2.  conferma la dichiarazione comune del Parlamento europeo e del Consiglio allegata alla presente risoluzione;

4.  incarica il suo Presidente di firmare l'atto congiuntamente al Presidente del Consiglio, a norma dell'articolo 297, paragrafo 1, del trattato sul funzionamento dell'Unione europea;

5.  incarica il suo Segretario generale di firmare l'atto, previa verifica che tutte le procedure siano state debitamente espletate, e di procedere, d'intesa con il Segretario generale del Consiglio, a pubblicarlo, unitamente alla relativa dichiarazione del Parlamento europeo e del Consiglio, nella Gazzetta ufficiale dell'Unione europea;

5.  incarica il suo Presidente di trasmettere la presente risoluzione legislativa al Consiglio e alla Commissione nonché ai parlamenti nazionali.

  • [1]  GU C 377 E del 7.12.2012, pag. 211.
  • [2]  Testi approvati dell'11.12.2012, P7_TA(2010)0472.
  • [3]  GU C 291 E del 10.5.2012, pag. 1.

MOTIVAZIONE

Contesto

In seguito alla votazione in seconda lettura dell'11 dicembre 2012 e considerata la volontà di concludere al più presto la conciliazione, il 5 febbraio 2013 si è tenuta a Strasburgo la riunione costitutiva della delegazione del Parlamento europeo al comitato di conciliazione.
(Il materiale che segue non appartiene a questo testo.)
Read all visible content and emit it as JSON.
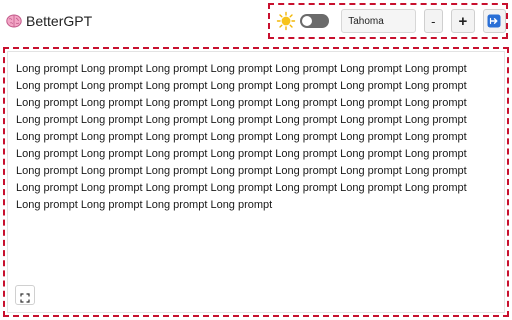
{
  "header": {
    "title": "BetterGPT",
    "brand_icon": "brain-icon"
  },
  "controls": {
    "theme_icon": "sun-icon",
    "theme_toggle_on": false,
    "font_family_value": "Tahoma",
    "decrease_label": "-",
    "increase_label": "+",
    "action_icon": "submit-icon"
  },
  "editor": {
    "text": "Long prompt Long prompt Long prompt Long prompt Long prompt Long prompt Long prompt Long prompt Long prompt Long prompt Long prompt Long prompt Long prompt Long prompt Long prompt Long prompt Long prompt Long prompt Long prompt Long prompt Long prompt Long prompt Long prompt Long prompt Long prompt Long prompt Long prompt Long prompt Long prompt Long prompt Long prompt Long prompt Long prompt Long prompt Long prompt Long prompt Long prompt Long prompt Long prompt Long prompt Long prompt Long prompt Long prompt Long prompt Long prompt Long prompt Long prompt Long prompt Long prompt Long prompt Long prompt Long prompt Long prompt Long prompt Long prompt Long prompt Long prompt Long prompt Long prompt Long prompt",
    "expand_icon": "expand-icon"
  },
  "colors": {
    "highlight_border": "#c8102e",
    "toggle_track": "#6b6b6b",
    "action_accent": "#2a6fd6"
  }
}
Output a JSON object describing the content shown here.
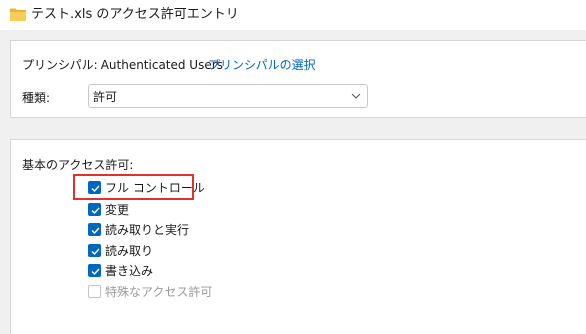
{
  "window": {
    "title": "テスト.xls のアクセス許可エントリ",
    "icon": "folder-icon"
  },
  "principal": {
    "label": "プリンシパル:",
    "value": "Authenticated Users",
    "select_link": "プリンシパルの選択"
  },
  "type": {
    "label": "種類:",
    "selected": "許可",
    "icon": "chevron-down-icon"
  },
  "permissions": {
    "heading": "基本のアクセス許可:",
    "items": [
      {
        "label": "フル コントロール",
        "checked": true,
        "enabled": true,
        "highlighted": true
      },
      {
        "label": "変更",
        "checked": true,
        "enabled": true
      },
      {
        "label": "読み取りと実行",
        "checked": true,
        "enabled": true
      },
      {
        "label": "読み取り",
        "checked": true,
        "enabled": true
      },
      {
        "label": "書き込み",
        "checked": true,
        "enabled": true
      },
      {
        "label": "特殊なアクセス許可",
        "checked": false,
        "enabled": false
      }
    ]
  },
  "colors": {
    "accent": "#0067c0",
    "link": "#0066cc",
    "highlight": "#e0312f",
    "folder": "#f5c242"
  }
}
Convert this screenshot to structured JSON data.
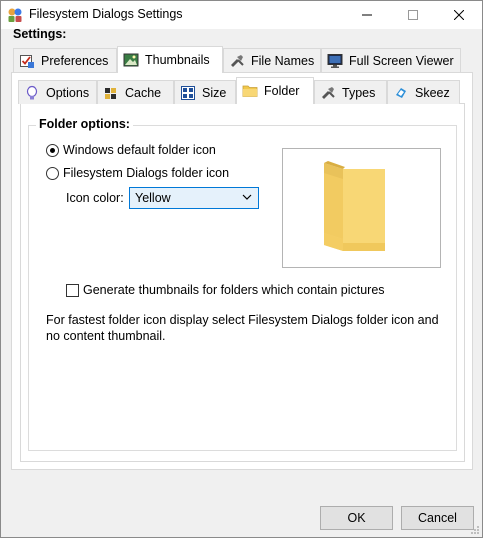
{
  "window": {
    "title": "Filesystem Dialogs Settings",
    "settings_label": "Settings:"
  },
  "outer_tabs": [
    {
      "label": "Preferences",
      "icon": "preferences-checkbox-icon"
    },
    {
      "label": "Thumbnails",
      "icon": "thumbnails-image-icon",
      "active": true
    },
    {
      "label": "File Names",
      "icon": "file-names-tool-icon"
    },
    {
      "label": "Full Screen Viewer",
      "icon": "monitor-icon"
    }
  ],
  "inner_tabs": [
    {
      "label": "Options",
      "icon": "lightbulb-icon"
    },
    {
      "label": "Cache",
      "icon": "cache-icon"
    },
    {
      "label": "Size",
      "icon": "grid-size-icon"
    },
    {
      "label": "Folder",
      "icon": "folder-icon",
      "active": true
    },
    {
      "label": "Types",
      "icon": "types-icon"
    },
    {
      "label": "Skeez",
      "icon": "skeez-icon"
    }
  ],
  "folder_options": {
    "title": "Folder options:",
    "radio_windows": "Windows default folder icon",
    "radio_fsd": "Filesystem Dialogs folder icon",
    "selected": "windows",
    "icon_color_label": "Icon color:",
    "icon_color_value": "Yellow",
    "checkbox_label": "Generate thumbnails for folders which contain pictures",
    "checkbox_checked": false,
    "info_text": "For fastest folder icon display select Filesystem Dialogs folder icon and no content thumbnail."
  },
  "buttons": {
    "ok": "OK",
    "cancel": "Cancel"
  },
  "colors": {
    "accent": "#0078d7",
    "folder_yellow": "#f8d775"
  }
}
La delegazione del Parlamento europeo ha deciso di dare mandato alla squadra negoziale del Parlamento per avviare le negoziazioni.

I Procedura

Hanno avuto luogo quattro triloghi: uno il 16 aprile e tre il 28 maggio 2013. Si sono svolte tre riunioni della delegazione del Parlamento europeo: una il 5 febbraio e due il 28 maggio 2013. Un accordo politico è stato raggiunto il 28 maggio 2013.

La delegazione del Parlamento europeo ha approvato l'accordo all'unanimità (14 voti a favore) nella sua riunione del 28 maggio.

Il comitato di conciliazione sull'assistenza macrofinanziaria a favore della Georgia si è riunito nella serata del 28 maggio 2013 e ha confermato un testo di compromesso definitivo.

II Esito della riunione

Il principale obiettivo di questo fascicolo era trovare un accordo sulla procedura da adottare per fornire assistenza macrofinanziaria (AMF) alla Georgia (46 milioni di EUR), al fine di sostenerne la stabilizzazione economica e di alleggerirne il fabbisogno della bilancia dei pagamenti. Il Consiglio e il Parlamento avevano opinioni divergenti su come adottare il protocollo d'intesa che contiene le condizioni finanziarie e di politica economica alle quali è soggetta l'AMF. Secondo il Parlamento, si sarebbe dovuto ricorrere alla procedura consultiva proposta dalla Commissione, mentre il Consiglio riteneva che la procedura d'esame fosse più appropriata.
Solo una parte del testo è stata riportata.